If the complaints of the Private Pharmacy Retail Business Association (PPRBA) about a drug monopoly are valid, then Government policies are putting the health and lives of citizens at risk.
At a hearing held by the Public Administration and Appropriations Committee (PAAC) on Monday, PPRBA president Glenwayne Suchit said that “just a few major companies that are controlling everything in terms of private procurement for retail distribution and for the public”. Technically speaking, this is an oligopoly, not a monopoly since, according to Suchit, the sector has one dominant player that controls 74% of the private market, two that are awarded 59% of public procurement contracts, and three that have cornered 70% of the wholesale pharmaceutical market.
The father of economics, Adam Smith, warned about monopolies 249 years ago. “The monopolists, by keeping the market constantly understocked, by never fully supplying the effectual demand, sell their commodities much above the natural price,” he wrote in The Wealth of Nations. Modern economists hold that State monopolies, which grant one company exclusive rights or set up barriers to entry to politically unconnected players, always harm a country’s economy. By contrast, private monopolies (or market dominance) benefit consumers if that status is achieved through superior efficiency and innovation.

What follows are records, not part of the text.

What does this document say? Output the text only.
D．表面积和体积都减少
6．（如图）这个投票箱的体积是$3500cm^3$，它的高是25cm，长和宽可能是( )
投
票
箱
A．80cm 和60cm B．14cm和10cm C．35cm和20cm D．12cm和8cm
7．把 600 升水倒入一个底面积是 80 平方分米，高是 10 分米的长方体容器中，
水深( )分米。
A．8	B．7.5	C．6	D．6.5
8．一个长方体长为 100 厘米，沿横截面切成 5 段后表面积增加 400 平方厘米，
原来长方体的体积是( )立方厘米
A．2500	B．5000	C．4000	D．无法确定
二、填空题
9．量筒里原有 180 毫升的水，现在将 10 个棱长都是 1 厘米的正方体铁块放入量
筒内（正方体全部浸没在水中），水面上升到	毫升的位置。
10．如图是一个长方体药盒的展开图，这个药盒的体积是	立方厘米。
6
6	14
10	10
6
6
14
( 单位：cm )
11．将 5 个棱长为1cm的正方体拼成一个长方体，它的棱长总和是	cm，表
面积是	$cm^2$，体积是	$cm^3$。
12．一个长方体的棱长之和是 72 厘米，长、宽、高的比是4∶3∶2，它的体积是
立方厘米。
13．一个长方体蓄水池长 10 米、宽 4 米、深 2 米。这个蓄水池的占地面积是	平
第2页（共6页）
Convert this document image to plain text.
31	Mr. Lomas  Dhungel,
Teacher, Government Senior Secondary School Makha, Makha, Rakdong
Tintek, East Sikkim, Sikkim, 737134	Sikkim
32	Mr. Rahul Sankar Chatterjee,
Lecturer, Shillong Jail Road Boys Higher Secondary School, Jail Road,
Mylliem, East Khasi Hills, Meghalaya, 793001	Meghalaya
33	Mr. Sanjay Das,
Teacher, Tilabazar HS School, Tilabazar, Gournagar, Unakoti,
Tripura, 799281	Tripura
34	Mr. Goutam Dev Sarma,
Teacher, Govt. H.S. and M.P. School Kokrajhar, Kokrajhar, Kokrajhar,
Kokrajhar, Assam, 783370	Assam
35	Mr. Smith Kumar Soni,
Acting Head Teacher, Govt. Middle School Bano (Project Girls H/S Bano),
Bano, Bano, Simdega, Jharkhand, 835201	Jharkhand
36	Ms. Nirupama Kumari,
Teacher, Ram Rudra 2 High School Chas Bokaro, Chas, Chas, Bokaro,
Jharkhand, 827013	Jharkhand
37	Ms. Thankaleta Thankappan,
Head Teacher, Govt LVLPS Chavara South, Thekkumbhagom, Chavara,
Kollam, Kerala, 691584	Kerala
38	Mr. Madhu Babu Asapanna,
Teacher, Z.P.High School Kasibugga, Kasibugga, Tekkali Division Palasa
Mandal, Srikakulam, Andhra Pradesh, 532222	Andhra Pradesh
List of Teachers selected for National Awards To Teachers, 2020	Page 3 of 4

Suchit argued that an open market would reduce drug prices significantly. However, he also complained that group companies can sell medicine at prices even lower than the wholesale rate charged to independent pharmacies. If so, then the supposed monopoly benefits consumers, and Suchit’s real problem is the 500 or so independent pharmacies he represents not making profits as high as they would like.
The head of the Pharmacy Board, Ricardo Mohammed, revealed that between 2024 and the present, 38 pharmacies had closed due to what he called “market forces”, while the Board itself had shut down 15 more for legal breaches. A 7% business failure rate seems in line with a strained economy, while a 3% rate of legal breaches may be acceptable, assuming the regulations flouted did not put customers at risk.
Even so, this is an issue that needs to be thoroughly examined. However, as the committee heard, the Trinidad and Tobago Fair Trading Commission (TTFTC) is entirely unready to carry out any such investigation. The Commission has been without a board for the past seven months and, according to executive director Bevan Narinesingh, the TTFTC has “a lot of trepidation” about taking any action in this deficient state. He also noted that the Commission has never investigated monopolistic practices.
Given that Section 5 (1) (c) of the Fair Trading Act mandates the Commission to “investigate on its own initiative or at the request of any person adversely affected and take such action as it considers necessary with respect to the abuse of a monopoly power by any enterprise”, what has the Commission been doing since its establishment in 2006?
The Government should thus prioritise installing a TTFTC board, and begin auditing the regulations governing pharmaceutical imports to ensure optimum competition compatible with consumer protection.